- What are the benefits of creative writing in the language classroom?
- For language learners in general
- For students of literature
- How can creative writing work?
- Starting up
- Presenting and feedback
- What can we write?
- What comes first, reading or writing?
- Reading first
- Writing first
- So, creative writing ...
What are the benefits of creative writing in the language classroom?
For language learners in general
There are three areas in which language learners at an intermediate level and above can benefit from creative writing.
Students express themselves and their own ideas. Most teachers would agree that what we want to say, what comes from the heart, we are happier to work on. Creative writing can be very stimulating and a lot of fun.
Creative writing involves playful but rigorous work with language. A lot of people seem to associate creative writing with an "anything goes" mentality. However, in order to produce a good text, poem, short story or dramatic scene, the language needs to be correct and it needs to work.
Creative writing requires greater precision in expression. In order to say precisely what they mean, students have to be very careful in their use of vocabulary and idioms.
For students of literature
For students of literature there are additional benefits.
Creative writing provides alternatives to traditional ways of discussing texts. Writing, say, a dialogue between two protagonists of a novel that is not in the text is not only fun but also requires a good understanding of their motivations and features.
Creative writing can lead to a more profound appreciation of a text. Any student who has tried to write a sonnet, for example, can appreciate what is involved in a sonnet discussed in class.
Discussing work in class improves debating skills and critical reading. In creative writing, an important feature is class feedback on texts students write.
How can creative writing work?
Less confident students may feel under pressure to turn in a masterpiece, which may block them in their writing. To prevent this it pays to do the first activities either orally and/or in groups. Students can first explore an idea together, possibly without committing themselves on paper. If we want to explore a whole range of activities connected to a given field in class, for example, in characterisation, it pays to introduce the topic with a playful opening activity, ideally connected to the sort of language games students may play in their own language or in class, and to make use of the fact that most people find talking easier than writing. This opens ways into the field that are easy and non-threatening.

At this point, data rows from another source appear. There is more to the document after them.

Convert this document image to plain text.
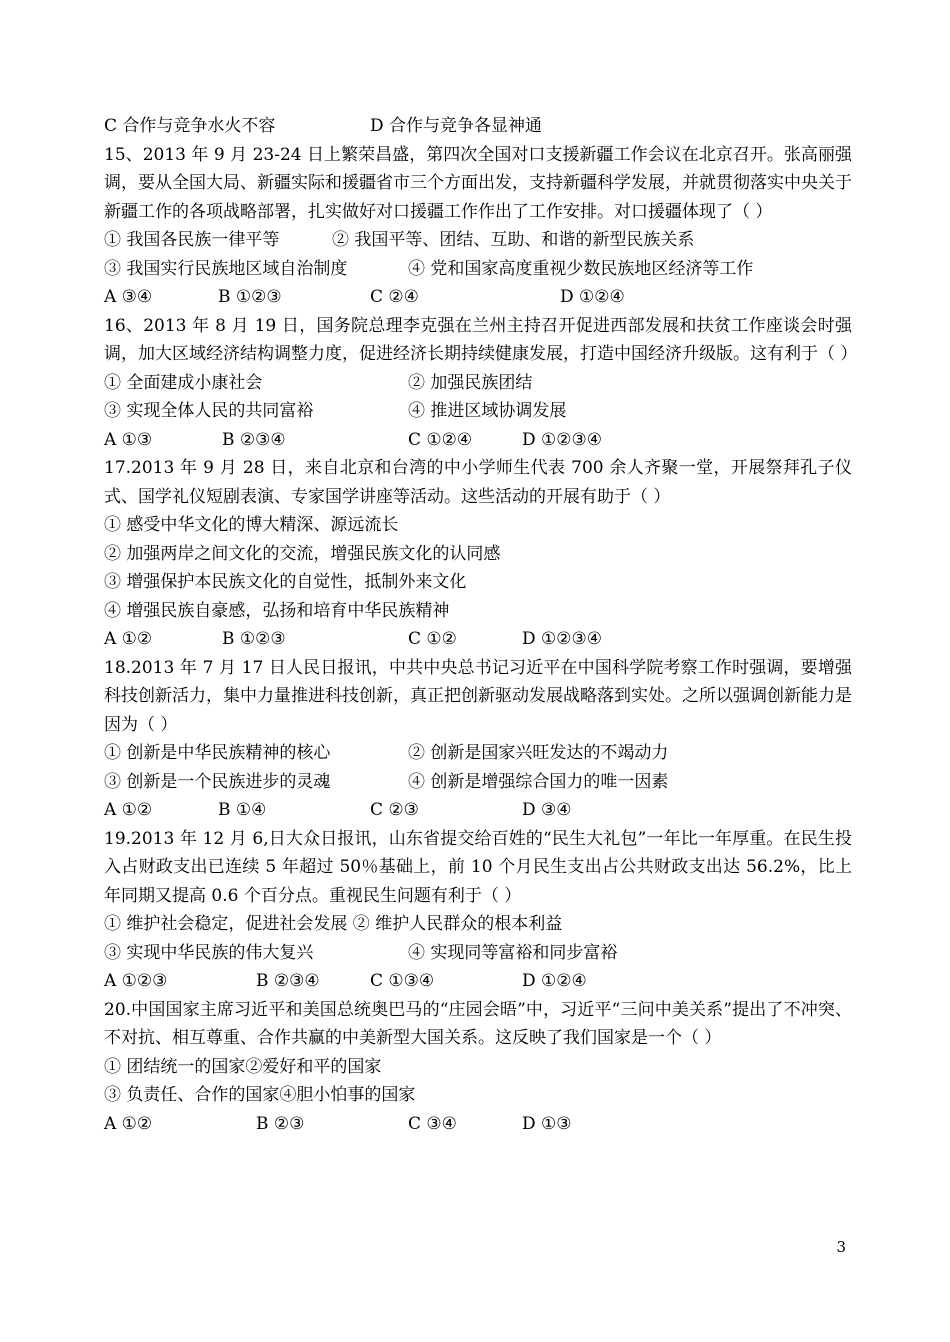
C 合作与竞争水火不容	D 合作与竞争各显神通
15、2013 年 9 月 23-24 日上繁荣昌盛，第四次全国对口支援新疆工作会议在北京召开。张高丽强调，要从全国大局、新疆实际和援疆省市三个方面出发，支持新疆科学发展，并就贯彻落实中央关于新疆工作的各项战略部署，扎实做好对口援疆工作作出了工作安排。对口援疆体现了（ ）
① 我国各民族一律平等	② 我国平等、团结、互助、和谐的新型民族关系
③ 我国实行民族地区域自治制度	④ 党和国家高度重视少数民族地区经济等工作
A ③④	B ①②③	C ②④	D ①②④
16、2013 年 8 月 19 日，国务院总理李克强在兰州主持召开促进西部发展和扶贫工作座谈会时强调，加大区域经济结构调整力度，促进经济长期持续健康发展，打造中国经济升级版。这有利于（ ）
① 全面建成小康社会	② 加强民族团结
③ 实现全体人民的共同富裕	④ 推进区域协调发展
A ①③	B ②③④	C ①②④	D ①②③④
17.2013 年 9 月 28 日，来自北京和台湾的中小学师生代表 700 余人齐聚一堂，开展祭拜孔子仪式、国学礼仪短剧表演、专家国学讲座等活动。这些活动的开展有助于（ ）
① 感受中华文化的博大精深、源远流长
② 加强两岸之间文化的交流，增强民族文化的认同感
③ 增强保护本民族文化的自觉性，抵制外来文化
④ 增强民族自豪感，弘扬和培育中华民族精神
A ①②	B ①②③	C ①②	D ①②③④
18.2013 年 7 月 17 日人民日报讯，中共中央总书记习近平在中国科学院考察工作时强调，要增强科技创新活力，集中力量推进科技创新，真正把创新驱动发展战略落到实处。之所以强调创新能力是因为（ ）
① 创新是中华民族精神的核心	② 创新是国家兴旺发达的不竭动力
③ 创新是一个民族进步的灵魂	④ 创新是增强综合国力的唯一因素
A ①②	B ①④	C ②③	D ③④
19.2013 年 12 月 6,日大众日报讯，山东省提交给百姓的“民生大礼包”一年比一年厚重。在民生投入占财政支出已连续 5 年超过 50％基础上，前 10 个月民生支出占公共财政支出达 56.2%，比上年同期又提高 0.6 个百分点。重视民生问题有利于（ ）
① 维护社会稳定，促进社会发展 ② 维护人民群众的根本利益
③ 实现中华民族的伟大复兴	④ 实现同等富裕和同步富裕
A ①②③	B ②③④	C ①③④	D ①②④
20.中国国家主席习近平和美国总统奥巴马的“庄园会晤”中，习近平“三问中美关系”提出了不冲突、不对抗、相互尊重、合作共赢的中美新型大国关系。这反映了我们国家是一个（ ）
① 团结统一的国家②爱好和平的国家
③ 负责任、合作的国家④胆小怕事的国家
A ①②	B ②③	C ③④	D ①③
3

Much of this can happen outside the classroom with the exception of activities that require interaction, for example if two students write alternate lines of a poem in a 'ping-pong' writing activity (both partners write, say, a line of a poem, then exchange their sheets and write the next line of the poem, reacting to what the partner put there, then swop back, add another line to the one the partner wrote and continue until the text is finished). Students should also be encouraged to rewrite first drafts (which improves the language and the choice of vocabulary).
Presenting and feedback
A very important part of the creative writing process generally is presentation of texts for feedback to be incorporated in re-writes. For language training this opens up a range of possibilities, from suggestions for improvement of the text to group discussions.
What can we write?
There are no limits in creative writing as far as genre is concerned. Students can try short stories, dialogue in short dramatic scenes and poems. The main constraint is time and therefore space: most texts will have to be relatively short.

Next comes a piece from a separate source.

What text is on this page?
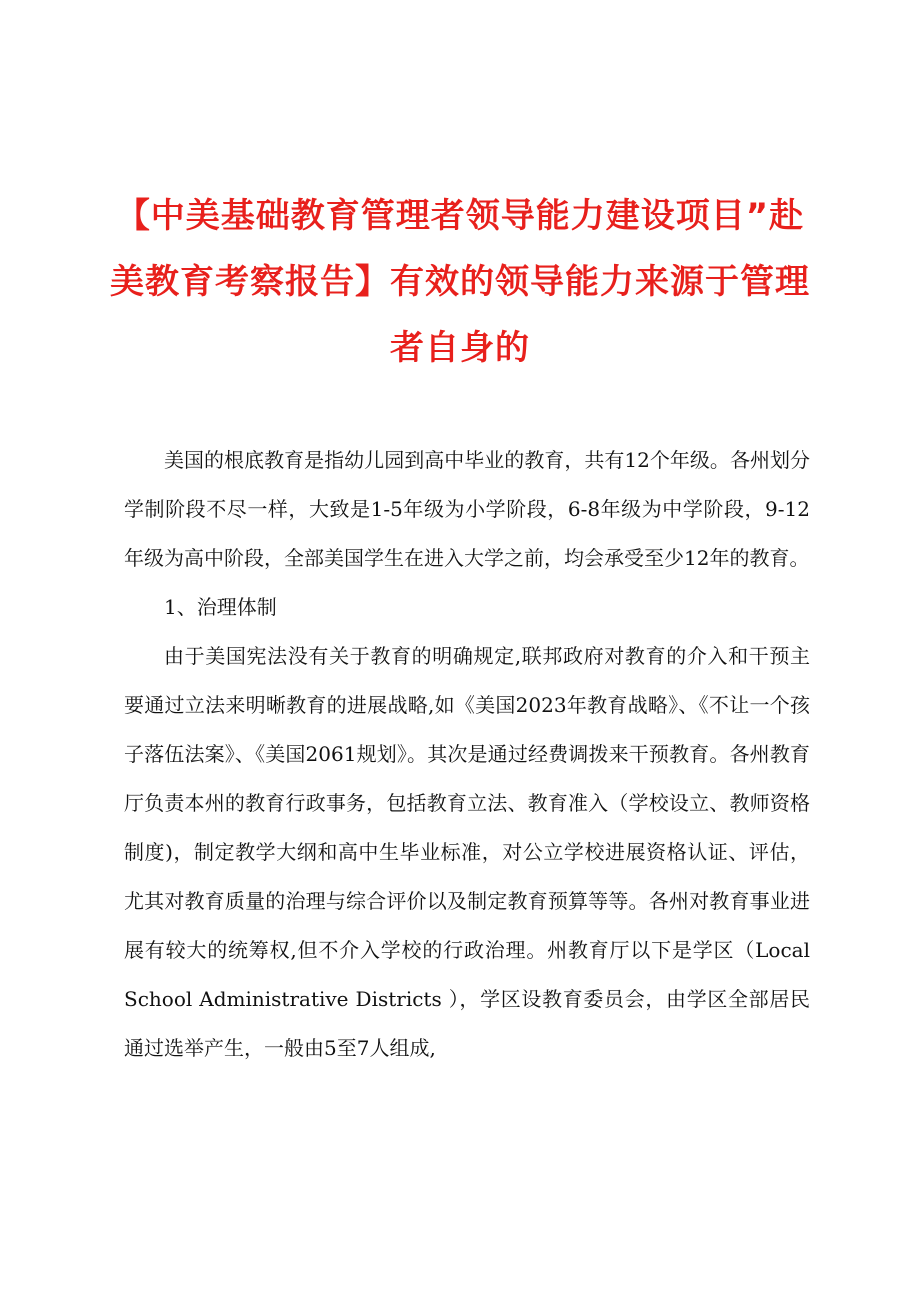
【中美基础教育管理者领导能力建设项目”赴美教育考察报告】有效的领导能力来源于管理者自身的

美国的根底教育是指幼儿园到高中毕业的教育，共有12个年级。各州划分学制阶段不尽一样，大致是1-5年级为小学阶段，6-8年级为中学阶段，9-12年级为高中阶段，全部美国学生在进入大学之前，均会承受至少12年的教育。

1、治理体制

由于美国宪法没有关于教育的明确规定,联邦政府对教育的介入和干预主要通过立法来明晰教育的进展战略,如《美国2023年教育战略》、《不让一个孩子落伍法案》、《美国2061规划》。其次是通过经费调拨来干预教育。各州教育厅负责本州的教育行政事务，包括教育立法、教育准入（学校设立、教师资格制度)，制定教学大纲和高中生毕业标准，对公立学校进展资格认证、评估，尤其对教育质量的治理与综合评价以及制定教育预算等等。各州对教育事业进展有较大的统筹权,但不介入学校的行政治理。州教育厅以下是学区（Local School Administrative Districts ），学区设教育委员会，由学区全部居民通过选举产生，一般由5至7人组成,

For this reason it may be useful to focus on poetry as perhaps the most condensed of all the possible genres. It also has the double advantage that the brevity of poems allows us to write a first draft (or much of it) in class and to present a text in class with discussion.
The problem with poetry is that many teachers are uneasy about it because they see it as the most sublime form of writing. For students this is much less of a problem and their writing of poems can be become rather impressive once they realise that formal constraints, especially rhyme, are not indispensable for a good poem.
What comes first, reading or writing?
When we use creative writing for "creative" reading, one of the central issues is what comes first, reading or writing.
Obviously this depends on the activity. If we try an activity like making characters of a narrative of a play meet "outside the text", we clearly need to know the text, the characters and their circumstances well before we can write about such a meeting. The same is true if students are asked to write a "what-would-have-happened-if" ending.
On the other hand, if we want to get students to write a text similar to a literary one, either formally or in terms of ingredients (characters, scenes, conflicts, experiences, etc.) the case is less clear: should students write first and then compare their results with the literary text or should they study the text and then write their own? The second approach may not work very well here. The canonical text may dominate too much, and the student result may be just a weak copy or, worse, students may be blocked entirely. However, very interesting work may result if the students explore a theme, conflict, or experience and then consider how an established writer has dealt with the same theme, conflict or experience.
So, creative writing …
- is not the only way to breathe new life into a language class but provides interesting, lively opportunities for language practice.
- is not uncontrolled and uncontrollable verbal doodling but requires precision and accuracy in expression and vocabulary.
- is not writing about anything and everything but allows us to focus on specific ideas, forms or literary texts
- is not intimidatingly out of reach for most of us but creates opportunities for students to explore their language and their imagination
- is not a substitute or a replacement for oral communication but represents a lively, stimulating way to give new meaning to a somewhat lesser-used language skill.